Posiedzenie komisji miało rozpocząć się o godzinie 13.00, ale posłowie zebrali się z ponad 20-minutowym poślizgiem. W dodatku przewodnicząca komisji Mirosława Stachowiak-Różecka (PiS), ogłosiła, że sala, w której odbywała się dyskusja, zarezerwowano jedynie do godziny 15.30. W efekcie, choć zdawano sobie sprawę z tego, że debata o odwołanie Czarnka będzie burzliwa, a do zabrania głosu zgłosi się wielu posłów oraz zaproszonych gości, to na posiedzenie przeznaczono niewiele ponad 2 godziny. W dodatku, w czasie posiedzenia ogłoszono dwie przerwy.

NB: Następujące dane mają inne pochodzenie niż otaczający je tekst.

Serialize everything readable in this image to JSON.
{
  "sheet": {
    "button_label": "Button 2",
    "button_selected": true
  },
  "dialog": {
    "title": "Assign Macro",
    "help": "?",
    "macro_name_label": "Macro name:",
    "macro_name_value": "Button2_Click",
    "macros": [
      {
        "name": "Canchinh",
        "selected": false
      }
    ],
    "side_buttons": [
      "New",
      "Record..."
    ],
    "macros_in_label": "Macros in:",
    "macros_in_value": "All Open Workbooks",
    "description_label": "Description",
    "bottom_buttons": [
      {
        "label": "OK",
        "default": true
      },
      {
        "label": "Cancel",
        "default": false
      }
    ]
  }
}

„Związek Nauczycielstwa Polskiego składa na ręce Pani Marszałek protest w związku z trybem prac sejmowej Komisji Edukacji, Nauki i Młodzieży, która na posiedzeniu 12 kwietnia br. rozpatrywała wniosek posłów opozycji demokratycznej o wyrażenie wotum nieufności wobec Ministra Edukacji i Nauki Przemysława Czarnka” – czytamy w piśmie ZNP do marszałek Sejmu.
Związek z dezaprobatą przyjął ograniczenie czasu trwania posiedzenia komisji do 140 minut, a także uniemożliwienie „przedstawicielowi Związku Nauczycielstwa Polskiego zabrania głosu podczas dyskusji”.
„Jest to niezrozumiałe zważywszy na fakt, iż 3 kwietnia 2023 roku Przewodnicząca Komisji – Pani Mirosława Stachowiak-Różecka, wystosowała do ZNP zaproszenie na wspomniane posiedzenie, a udział naszego przedstawiciela został potwierdzony. Będąc uczestnikiem posiedzenia – nie jego obserwatorem – oczekiwaliśmy możliwości bezpośredniego udziału w dyskusji, a także odniesienia się do wypowiedzi niektórych Posłów oraz przedstawicieli Ministerstwa Edukacji i Nauki. Było to tym bardziej zasadne, iż treść niektórych wypowiedzi znacznie odbiegała od faktów i wcześniejszych ustaleń” – podkreślono w piśmie.
ZNP oczekuje od marszałek Sejmu „podjęcia interwencji, aby podobne sytuacje nie zdarzały się w przyszłości”.
W komisyjnym głosowaniu wniosek o wotum nieufności zyskał poparcie 19 posłów, 19 było mu przeciwnych, nikt nie był przeciw. To oznacza, że komisja zaopiniowała go negatywnie (bo wniosek nie zyskał większości).
To jednak tylko rekomendacja dla Sejmu, który zdecyduje o losach Przemysława Czarnka dziś wieczorem, podczas głosowaniu na posiedzeniu plenarnym. Debatę na ten temat zaplanowano w godzinach 21.15-22.45.